É que a fruta dourada é entregue anualmente, na véspera
do Oscar, aos piores trabalhos
em 11 categorias: filme, diretor,
roteiro, atriz, ator, ator e atriz
coadjuvantes, casal, remake ou
cópia descarada, desculpa para
um filme de terror e "prequel"
(espécie de prólogo para uma
história desenvolvida em outro
filme) ou seqüência.
A gaiatice chega neste ano à
28ª edição, tendo "Eu Sei Quem
me Matou", estrelado por Lindsay Lohan, como franco favorito (com nove indicações).
O criador e mestre-de-cerimônias do Framboesa, John
Wilson, conta à Folha, por telefone, que teve a idéia de laurear
os desempenhos mais pífios do
showbiz no fim do verão de
1980, depois de se aventurar
-para seu eterno arrependimento- numa sessão dupla de
"Xanadu" (com Olivia Newton-John, de "Grease - Nos Tempos
da Brilhantina") e "Can't Stop
the Music" (com a trupe do Village People). "Mesmo só tendo
pago US$ 0,99 pelo ingresso,
quis meu dinheiro de volta. O
dono do cinema não topou devolver, então pensei: "Esses filmes são tão ruins que merecem
um prêmio"."
E levaram: em 31 de março
de 1981, na sala de estar da casa
de Wilson, "Can't Stop..." faturou os primeiros Framboesas
de pior filme e roteiro, e "Xanadu" inaugurou a categoria de
pior diretor.

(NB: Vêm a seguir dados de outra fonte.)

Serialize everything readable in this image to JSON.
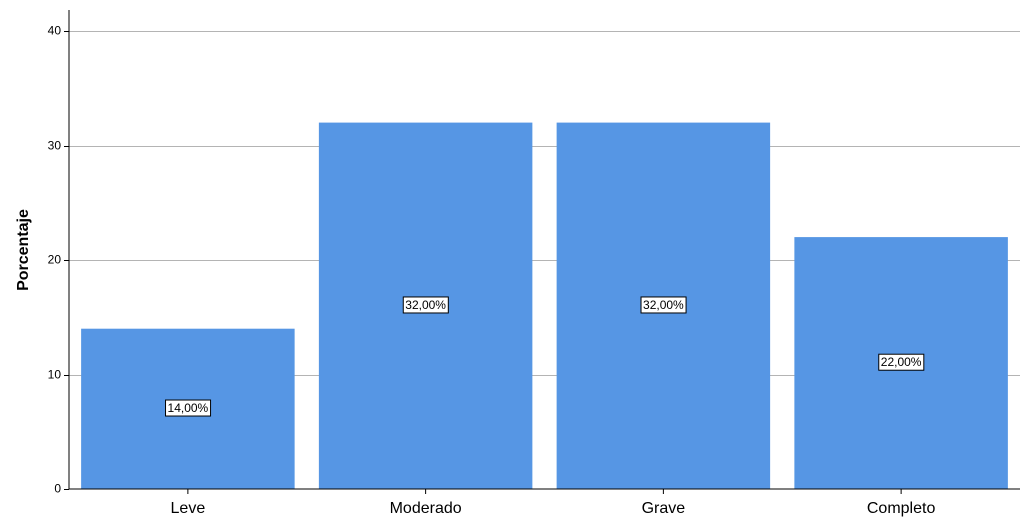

Votaram os cerca
de 40 convidados da festa que o
anfitrião organizara para assistir à transmissão do Oscar.
"Se você vai fazer sátira ou
paródia, precisa partir de algo
com que as pessoas estejam familiarizadas. O Oscar é pomposo, autocentrado e irrelevante.
Com milhões de americanos
atualmente sem saber se conseguirão pagar por suas casas,
não acho que estejamos preocupados com um homenzinho
de ouro que uma estrela de cinema que ganha US$ 20 milhões possa vir a receber", avalia Wilson, que se gaba de ter
44 Estados americanos e 18
países representados pelos 750
membros de sua "academia".
Halle Berry
Cinéfilos, montadores, compositores e jornalistas constituem o grosso do eleitorado, segundo o criador dos Razzies.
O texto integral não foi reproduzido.